THE MARRIAGE IN KAIRWAN
By WILBUR DANIEL STEELE
Kairwan the Holy lay asleep, pent in its thick walls. The moon had sunk at midnight, but the chill light seemed scarcely to have diminished; only the limewashed city had become a marble city, and all the towers turned fabulous in the fierce, dry, needle rain of the stars that burn over the desert of mid-Tunisia.
In the street Bab Djedid the nailed boots of the watch passed from west to east. When their thin racket had turned out and died in the dust of the market, Habib ben Habib emerged from the shadow of a door arch and, putting a foot on the tiled ledge of Bou-Kedj’s fry shop, swung up by cranny and gutter till he stood on the plain of the housetops.
Now he looked about him, for on this dim tableland he walked with his life in his hands. He looked to the west, toward the gate, to the south, to the northeast through the ghostly wood of minarets. Then, perceiving nothing that stirred, he went on moving without sound in the camel-skin slippers he had taken from his father’s court.
In the uncertain light, but for those slippers and the long-tasselled chechia on his head, one would not have taken him for anything but a European and a stranger. And one would have been right, almost. In the city of his birth and rearing, and of the birth and rearing of his Arab fathers generations dead, Habib ben Habib bel-Kalfate looked upon himself in the rebellious, romantic light of a prisoner in exile—exile from the streets of Paris where, in his four years, he had tasted the strange delights of the Christian—exile from the university where he had dabbled with his keen, light-ballasted mind in the learning of the conqueror.
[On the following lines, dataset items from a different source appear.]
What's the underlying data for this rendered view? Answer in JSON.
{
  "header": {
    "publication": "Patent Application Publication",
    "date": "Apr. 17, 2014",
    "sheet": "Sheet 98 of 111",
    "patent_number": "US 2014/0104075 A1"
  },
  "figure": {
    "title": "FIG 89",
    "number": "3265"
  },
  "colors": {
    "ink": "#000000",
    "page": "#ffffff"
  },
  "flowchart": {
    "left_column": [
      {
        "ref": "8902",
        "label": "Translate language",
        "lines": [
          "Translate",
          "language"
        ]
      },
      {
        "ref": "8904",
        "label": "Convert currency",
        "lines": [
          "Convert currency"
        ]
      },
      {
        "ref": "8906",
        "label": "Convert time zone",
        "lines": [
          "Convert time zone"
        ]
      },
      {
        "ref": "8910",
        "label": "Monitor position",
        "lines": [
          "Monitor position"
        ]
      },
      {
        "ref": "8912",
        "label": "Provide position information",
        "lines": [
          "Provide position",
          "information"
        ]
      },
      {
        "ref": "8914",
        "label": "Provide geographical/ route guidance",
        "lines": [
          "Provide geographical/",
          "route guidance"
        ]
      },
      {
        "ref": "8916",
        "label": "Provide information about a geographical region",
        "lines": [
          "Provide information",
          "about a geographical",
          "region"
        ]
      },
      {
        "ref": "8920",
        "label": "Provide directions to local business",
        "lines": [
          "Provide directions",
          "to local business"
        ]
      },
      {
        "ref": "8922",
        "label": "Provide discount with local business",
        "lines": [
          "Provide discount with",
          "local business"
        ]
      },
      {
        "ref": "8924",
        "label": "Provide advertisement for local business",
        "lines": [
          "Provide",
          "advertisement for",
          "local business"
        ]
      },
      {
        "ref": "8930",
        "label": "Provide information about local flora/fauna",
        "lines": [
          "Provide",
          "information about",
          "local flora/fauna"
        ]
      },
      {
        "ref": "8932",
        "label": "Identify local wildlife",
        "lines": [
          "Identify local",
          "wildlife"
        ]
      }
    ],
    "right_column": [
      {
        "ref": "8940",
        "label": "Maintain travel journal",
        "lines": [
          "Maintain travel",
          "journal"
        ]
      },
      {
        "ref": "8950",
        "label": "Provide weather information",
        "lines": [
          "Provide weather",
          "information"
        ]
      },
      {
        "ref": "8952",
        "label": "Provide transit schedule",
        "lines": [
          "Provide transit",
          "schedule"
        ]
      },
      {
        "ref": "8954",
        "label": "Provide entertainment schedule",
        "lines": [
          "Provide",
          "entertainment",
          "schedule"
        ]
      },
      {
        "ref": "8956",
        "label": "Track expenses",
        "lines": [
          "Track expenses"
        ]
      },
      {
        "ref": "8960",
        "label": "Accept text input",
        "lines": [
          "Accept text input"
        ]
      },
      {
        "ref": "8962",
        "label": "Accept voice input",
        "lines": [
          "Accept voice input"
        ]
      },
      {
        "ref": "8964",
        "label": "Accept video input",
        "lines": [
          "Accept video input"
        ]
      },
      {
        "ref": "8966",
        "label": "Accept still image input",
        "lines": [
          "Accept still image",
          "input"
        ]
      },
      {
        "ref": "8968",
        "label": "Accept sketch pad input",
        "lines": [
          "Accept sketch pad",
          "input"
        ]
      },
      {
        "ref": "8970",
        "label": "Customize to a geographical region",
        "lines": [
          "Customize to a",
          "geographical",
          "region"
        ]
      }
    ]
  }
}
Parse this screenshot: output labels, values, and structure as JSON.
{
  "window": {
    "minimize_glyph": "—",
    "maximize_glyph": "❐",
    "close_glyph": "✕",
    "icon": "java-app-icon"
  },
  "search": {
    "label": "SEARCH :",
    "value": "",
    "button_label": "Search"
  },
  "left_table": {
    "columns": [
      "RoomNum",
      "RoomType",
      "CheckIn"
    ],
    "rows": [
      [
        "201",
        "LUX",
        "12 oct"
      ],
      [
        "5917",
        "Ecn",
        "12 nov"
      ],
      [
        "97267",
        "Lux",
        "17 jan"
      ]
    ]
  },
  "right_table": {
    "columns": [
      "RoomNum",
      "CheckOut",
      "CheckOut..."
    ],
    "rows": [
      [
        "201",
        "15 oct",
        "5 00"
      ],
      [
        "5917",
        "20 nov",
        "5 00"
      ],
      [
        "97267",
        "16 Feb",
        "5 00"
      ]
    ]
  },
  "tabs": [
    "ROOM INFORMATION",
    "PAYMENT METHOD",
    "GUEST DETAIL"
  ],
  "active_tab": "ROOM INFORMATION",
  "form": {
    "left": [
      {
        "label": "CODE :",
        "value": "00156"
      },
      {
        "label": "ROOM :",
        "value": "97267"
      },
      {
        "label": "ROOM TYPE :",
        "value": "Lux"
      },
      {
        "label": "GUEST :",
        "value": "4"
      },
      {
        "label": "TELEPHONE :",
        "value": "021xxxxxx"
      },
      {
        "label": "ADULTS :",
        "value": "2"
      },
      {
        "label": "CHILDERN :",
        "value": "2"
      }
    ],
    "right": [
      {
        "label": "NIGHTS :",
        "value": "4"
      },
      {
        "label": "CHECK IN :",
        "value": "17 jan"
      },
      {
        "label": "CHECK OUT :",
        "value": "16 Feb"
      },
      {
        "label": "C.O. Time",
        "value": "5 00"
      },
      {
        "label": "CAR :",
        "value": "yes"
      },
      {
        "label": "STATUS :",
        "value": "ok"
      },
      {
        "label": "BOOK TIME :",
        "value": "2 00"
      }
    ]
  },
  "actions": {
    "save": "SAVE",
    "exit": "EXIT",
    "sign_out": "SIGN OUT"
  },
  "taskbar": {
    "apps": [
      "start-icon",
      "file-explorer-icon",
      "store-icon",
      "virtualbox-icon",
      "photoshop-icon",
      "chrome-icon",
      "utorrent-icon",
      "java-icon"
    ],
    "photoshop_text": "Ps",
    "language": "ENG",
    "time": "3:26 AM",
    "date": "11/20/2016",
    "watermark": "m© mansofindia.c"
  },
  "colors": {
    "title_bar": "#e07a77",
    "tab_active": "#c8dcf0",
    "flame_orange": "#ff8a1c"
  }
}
Sometimes, in the month since he had come home, he had shaken himself and wondered aloud, “Where am I?” with the least little hint, perhaps, of melodrama. Sometimes in the French cafe outside the walls, among the officers of the garrison, a bantering perversity drove him on to chant the old glories of Islam, the poets of Andalusia, and the bombastic histories of the saints; and in the midst of it, his face pink with the Frenchmen’s wine and his own bitter, half-frightened mockery, he would break off suddenly, “Voila, Messieurs! you will see that I am the best of Mussulmans!” He would laugh then in a key so high and restless that the commandant, shaking his head, would murmur to the lieutenant beside him, “One day, Genet, we must be on the alert for a dagger in that quarter there, eh?”
And Genet, who knew almost as much of the character of the university Arab as the commandant himself, would nod his head.
When Habib had laughed for a moment he would grow silent. Presently he would go out into the ugly dark of the foreign quarter, followed very often by Raoul Genet. He had known Raoul most casually in Paris. Here in the Tunisian bled, when Raoul held out his hand to say good-night under the gate lamp at the Bab Djelladin, the troubled fellow clung to it. The smell of the African city, coming under the great brick arch, reached out and closed around him like a hand—a hand bigger than Raoul’s.